Horlogerie

Richemont va ouvrir un centre de recherche à Neuchâtel

Le groupe de luxe genevois va rassembler une trentaine de ses ingénieurs dans le pôle Microcity de la capitale neuchâteloise. D’ici à 2018, il devrait y engager 20 spécialistes supplémentaires

Richemont renforce sa présence en Suisse. Le groupe de luxe basé à Genève a annoncé mardi l’ouverture, en avril prochain, d’un centre de recherches qui sera intégré au pôle d’innovation neuchâtelois Microcity. A court terme, il réunira une trentaine de collaborateurs du groupe et, dès 2018, une vingtaine d’ingénieurs supplémentaires devraient être engagés.

Pour Richemont, qui possède notamment les marques Cartier, Jaeger-LeCoultre ou le fabricant de fusils de chasse Purdey, le premier objectif de ce centre sera de «mettre un énorme coup d’accélérateur dans l’innovation», commente Edouard Mignon, qui coordonne les activités de recherche et développement au sein du groupe genevois. Son but sera aussi de réunir les forces en présence. «Nous avons des espaces d’innovation dispersés et des manufactures qui sont présentes de Genève à Schaffhouse. Ce centre pourra jouer le rôle de lieu de ralliement pour les équipes», se réjouit l’intéressé.

Neuchâtel, «une évidence»

Le choix de la ville de Neuchâtel est apparu comme «une évidence». Non seulement à cause de sa situation géographique mais aussi parce que le pôle d’innovation Microcity «s’inscrit dans un écosystème industriel et académique incomparable», note Richemont. L’antenne neuchâteloise de l’Ecole polytechnique fédérale de Lausanne (EFPL), l’Université de Neuchâtel, le Centre suisse d’électronique et de microtechnique (CSEM), la HE-Arc, l’incubateur de start-up Neode… «Ce sont des acteurs de premier plan», vante Edouard Mignon.
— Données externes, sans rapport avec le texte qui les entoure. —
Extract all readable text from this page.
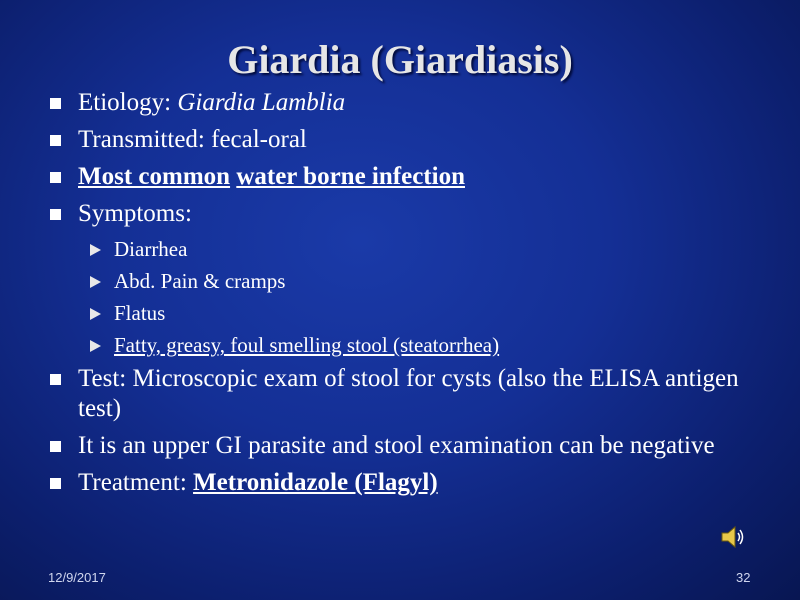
Giardia (Giardiasis)
Etiology: Giardia Lamblia
Transmitted: fecal-oral
Most common water borne infection
Symptoms:
Diarrhea
Abd. Pain & cramps
Flatus
Fatty, greasy, foul smelling stool (steatorrhea)
Test: Microscopic exam of stool for cysts (also the ELISA antigen test)
It is an upper GI parasite and stool examination can be negative
Treatment: Metronidazole (Flagyl)
12/9/2017	32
«Quand vous avez des groupes de cette taille-là qui consentent de tels investissements, c’est un sacré signe de confiance», se réjouit Christian Barbier, en charge du développement de Microcity pour le canton de Neuchâtel. Celui qui est également chef du service cantonal de l’économie ajoute qu’aujourd’hui, «l’avenir de l’horlogerie passe par l’acquisition de compétences nouvelles. Les groupes ont besoin d’intensifier la recherche et l’innovation.»

Mécaniques, matériaux et numérique

Concrètement, ce centre se mettra au service des quelque 20 marques de Richemont tant pour développer des spécialités mécaniques que, par exemple, pour imaginer de nouveaux matériaux. Il devrait également réaliser des incursions dans l’univers du numérique. «Il y aura certes une focale horlogère importante, mais nous travaillerons également sur la joaillerie, la mode, les accessoires… Ce sera extrêmement varié», se réjouit Edouard Mignon.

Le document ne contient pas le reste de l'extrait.